Secret #14 – Higher House Prices Can INCREASE Current Demand
The Ignored Economic Fundamental – Price Expectations
People's expectations for future house prices determine, to an important degree, current demand. People who expect prices to increase in the future, especially in the near future, want to buy sooner rather than later, and they are less sensitive to price. Higher price trends lead to higher demand and higher prices today. Lower price trends lead to lower demand and lower prices today.
The increase (or decrease) in demand caused by future-price expectations can cause house prices to increase (or decrease) even more in a feedback loop.
The Most Powerful Force in the Universe – Inertia
Higher prices tend to lead to higher prices.
Flat prices tend to lead to flat prices.
Lower prices tend to lead to lower prices.
Economists say “fundamental” economic factors, such as changes in interest rates, household income, and population determine house prices. For some unknown reason, economists don’t consider people's expectations for future house prices to be a fundamental factor determining current house prices – but they should.
Economists have done a ton of research on this general idea. Unfortunately, they call it a ton of different things which is very confusing. The general idea has been called:
price expectations,
price extrapolation,
biased expectations,
adaptive expectations,
diagnostic expectations,
errors in expectations,
irrational exuberance,
learning from prices,
momentum trading,
and other names.
Despite all the different names, the idea seems obvious: If you expect house prices to be higher in the future, you are, naturally, less willing to sell now, more willing to buy now, and more willing to pay above the current market price for a house.
Expectations of higher prices in the future cause house prices to go up even more rapidly, which causes people to become even more confident prices will continue to go up, so prices continue to spiral upward.

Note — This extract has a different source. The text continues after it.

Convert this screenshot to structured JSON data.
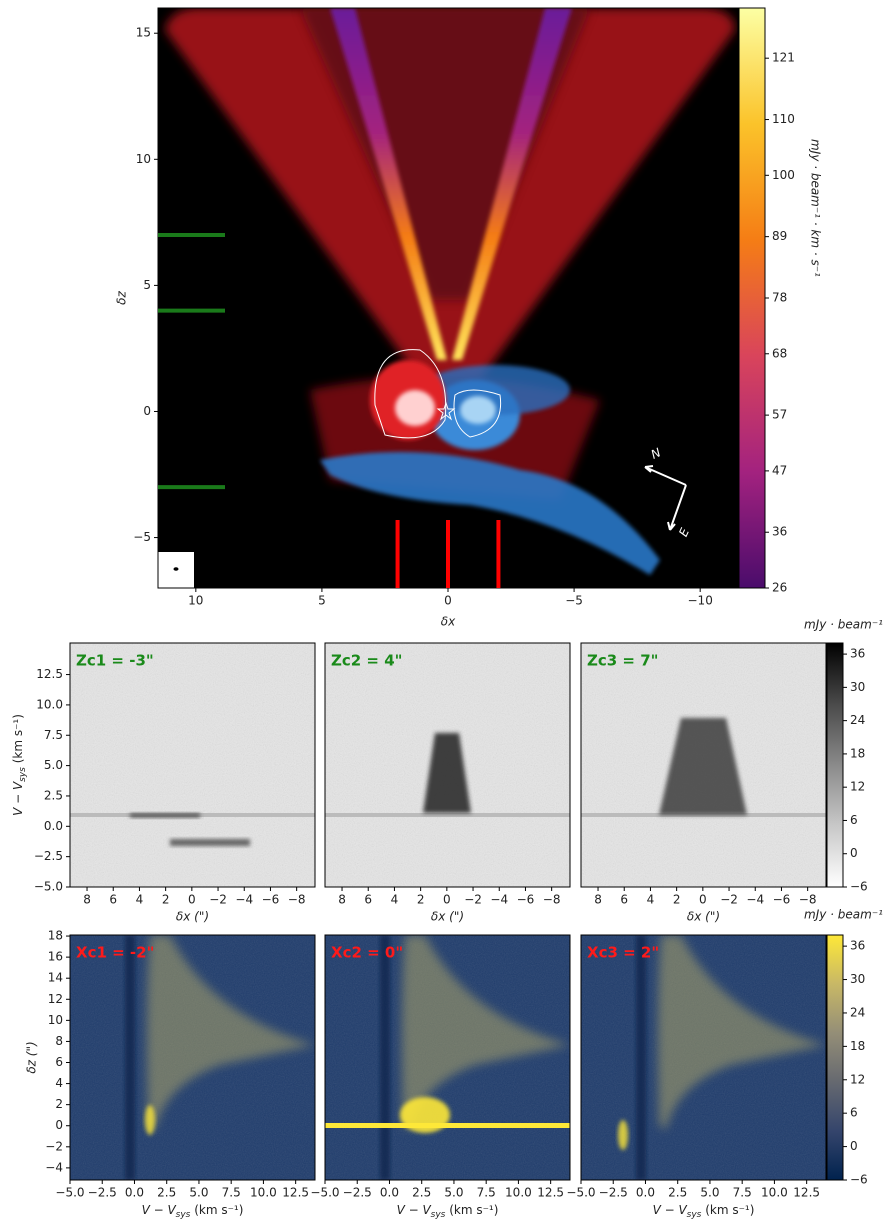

To some degree, higher prices lead to higher prices.
“A puzzling and prominent feature of housing markets is that aggregate price changes are highly positively autocorrelated, with a one percent annual price change correlated with a 0.30 to 0.75 percent change in the subsequent year (Case and Shiller, 1989). This price momentum lasts for two to three years before prices mean revert, a time horizon far greater than most other asset markets.

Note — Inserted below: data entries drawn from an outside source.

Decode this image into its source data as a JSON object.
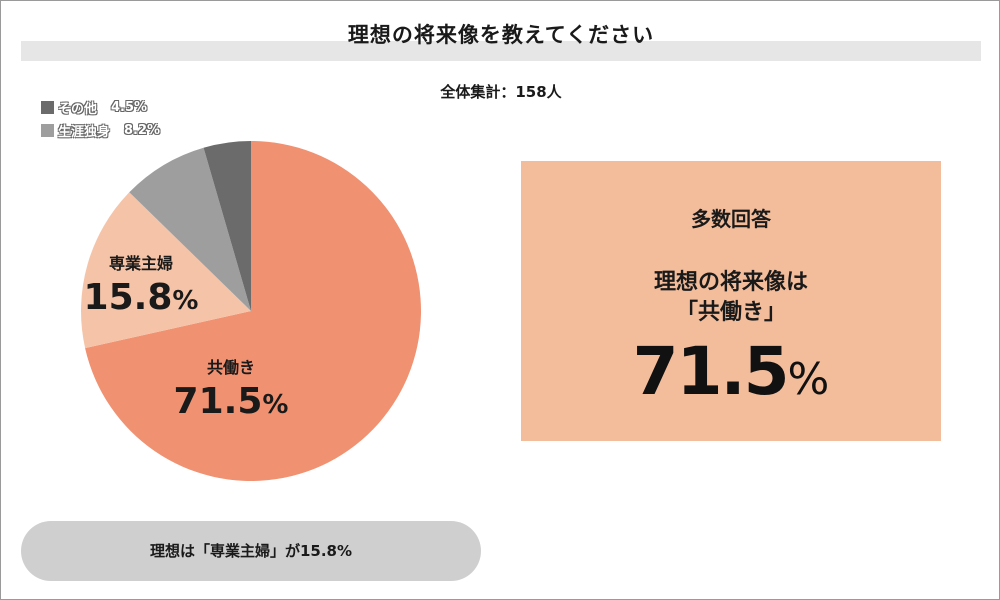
{
  "header": {
    "title": "理想の将来像を教えてください",
    "subtitle": "全体集計：158人"
  },
  "chart_data": {
    "type": "pie",
    "title": "理想の将来像を教えてください",
    "slices": [
      {
        "label": "共働き",
        "value": 71.5,
        "color": "#f09171"
      },
      {
        "label": "専業主婦",
        "value": 15.8,
        "color": "#f5c4a8"
      },
      {
        "label": "生涯独身",
        "value": 8.2,
        "color": "#9e9e9e"
      },
      {
        "label": "その他",
        "value": 4.5,
        "color": "#6b6b6b"
      }
    ],
    "value_suffix": "%",
    "legend": [
      {
        "label": "その他",
        "value": "4.5%",
        "color": "#6b6b6b"
      },
      {
        "label": "生涯独身",
        "value": "8.2%",
        "color": "#9e9e9e"
      }
    ]
  },
  "answer_box": {
    "heading": "多数回答",
    "line1": "理想の将来像は",
    "line2": "「共働き」",
    "value": "71.5",
    "unit": "%"
  },
  "footer": {
    "note": "理想は「専業主婦」が15.8%"
  }
}
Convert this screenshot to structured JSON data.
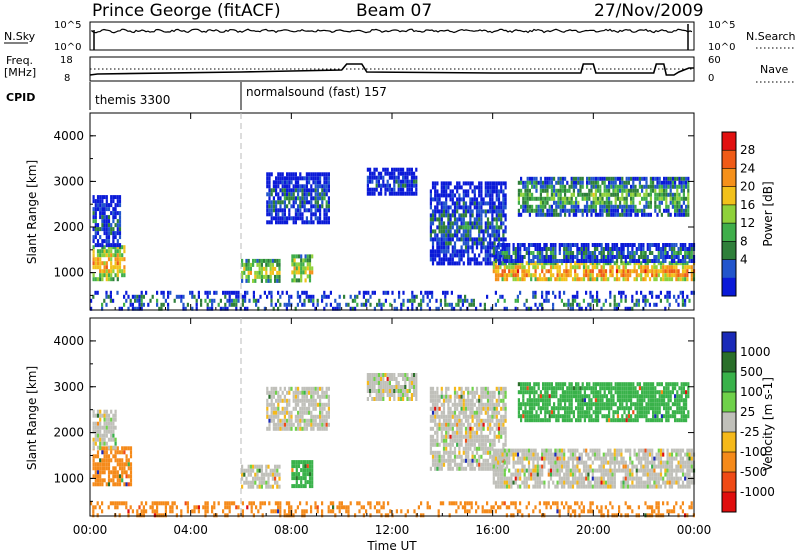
{
  "header": {
    "title": "Prince George (fitACF)",
    "beam": "Beam 07",
    "date": "27/Nov/2009"
  },
  "top_panels": {
    "nsky_label": "N.Sky",
    "nsky_ticks": [
      "10^5",
      "10^0"
    ],
    "nsearch_label": "N.Search",
    "nsearch_ticks_right": [
      "10^5",
      "10^0"
    ],
    "freq_label": "Freq.",
    "freq_unit": "[MHz]",
    "freq_ticks": [
      "18",
      "8"
    ],
    "nave_label": "Nave",
    "nave_ticks_right": [
      "60",
      "0"
    ],
    "cpid_label": "CPID",
    "cpid_segments": [
      {
        "name": "themis 3300",
        "start_h": 0
      },
      {
        "name": "normalsound (fast) 157",
        "start_h": 6
      }
    ]
  },
  "axes": {
    "ylabel": "Slant Range [km]",
    "yticks": [
      "4000",
      "3000",
      "2000",
      "1000"
    ],
    "xlabel": "Time UT",
    "xticks": [
      "00:00",
      "04:00",
      "08:00",
      "12:00",
      "16:00",
      "20:00",
      "00:00"
    ]
  },
  "power_colorbar": {
    "label": "Power [dB]",
    "ticks": [
      "28",
      "24",
      "20",
      "16",
      "12",
      "8",
      "4"
    ],
    "colors": [
      "#0a1ad8",
      "#2255cc",
      "#2f7f3a",
      "#3fae4a",
      "#8fd13a",
      "#f2c11b",
      "#f5901a",
      "#ef5a16",
      "#e11010"
    ]
  },
  "velocity_colorbar": {
    "label": "Velocity [m s-1]",
    "ticks": [
      "1000",
      "500",
      "100",
      "25",
      "-25",
      "-100",
      "-500",
      "-1000"
    ],
    "colors": [
      "#1a2ab8",
      "#2a6f2a",
      "#39b24a",
      "#6fd14a",
      "#c0c0ba",
      "#f5b91a",
      "#f58a1a",
      "#ef4a16",
      "#e00e0e"
    ]
  },
  "chart_data": {
    "type": "heatmap",
    "title": "Prince George (fitACF)",
    "xlabel": "Time UT",
    "ylabel": "Slant Range [km]",
    "x_range_hours": [
      0,
      24
    ],
    "ylim": [
      180,
      4500
    ],
    "series": [
      {
        "name": "Power [dB]",
        "regions": [
          {
            "t0": 0.1,
            "t1": 1.4,
            "r0": 850,
            "r1": 1600,
            "value": 22
          },
          {
            "t0": 0.1,
            "t1": 1.2,
            "r0": 1600,
            "r1": 2700,
            "value": 8
          },
          {
            "t0": 6.0,
            "t1": 7.5,
            "r0": 850,
            "r1": 1300,
            "value": 18
          },
          {
            "t0": 8.0,
            "t1": 8.8,
            "r0": 800,
            "r1": 1400,
            "value": 20
          },
          {
            "t0": 7.0,
            "t1": 9.5,
            "r0": 2100,
            "r1": 3200,
            "value": 8
          },
          {
            "t0": 11.0,
            "t1": 13.0,
            "r0": 2700,
            "r1": 3300,
            "value": 6
          },
          {
            "t0": 13.5,
            "t1": 16.5,
            "r0": 1200,
            "r1": 3000,
            "value": 8
          },
          {
            "t0": 16.0,
            "t1": 24.0,
            "r0": 850,
            "r1": 1250,
            "value": 24
          },
          {
            "t0": 16.0,
            "t1": 24.0,
            "r0": 1250,
            "r1": 1650,
            "value": 10
          },
          {
            "t0": 17.0,
            "t1": 23.8,
            "r0": 2300,
            "r1": 3100,
            "value": 14
          },
          {
            "t0": 0.0,
            "t1": 24.0,
            "r0": 180,
            "r1": 600,
            "value": 10
          }
        ]
      },
      {
        "name": "Velocity [m s-1]",
        "regions": [
          {
            "t0": 0.1,
            "t1": 1.6,
            "r0": 850,
            "r1": 1700,
            "value": -100
          },
          {
            "t0": 0.1,
            "t1": 1.0,
            "r0": 1700,
            "r1": 2500,
            "value": 0
          },
          {
            "t0": 6.0,
            "t1": 7.5,
            "r0": 850,
            "r1": 1300,
            "value": 0
          },
          {
            "t0": 8.0,
            "t1": 8.8,
            "r0": 800,
            "r1": 1400,
            "value": 100
          },
          {
            "t0": 7.0,
            "t1": 9.5,
            "r0": 2100,
            "r1": 3000,
            "value": 0
          },
          {
            "t0": 11.0,
            "t1": 13.0,
            "r0": 2700,
            "r1": 3300,
            "value": 0
          },
          {
            "t0": 13.5,
            "t1": 16.5,
            "r0": 1200,
            "r1": 3000,
            "value": 0
          },
          {
            "t0": 16.0,
            "t1": 24.0,
            "r0": 850,
            "r1": 1650,
            "value": 0
          },
          {
            "t0": 17.0,
            "t1": 23.8,
            "r0": 2300,
            "r1": 3100,
            "value": 100
          },
          {
            "t0": 0.0,
            "t1": 24.0,
            "r0": 180,
            "r1": 500,
            "value": -100
          }
        ]
      }
    ],
    "grid": false
  }
}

“Since the pioneering work of Case and Shiller (1989), price momentum has been considered one of the most puzzling features of housing markets. While other financial markets exhibit momentum, the housing market is unusual for the strength of the effect and the horizon over which it persists.” Guren, 2014.
House price increases (or decreases) in recent years determine to a large degree what people think will happen to house prices in the future, and their willingness to buy today.
But since economists can’t get hard numbers for it, economists tend to ignore future-price expectations.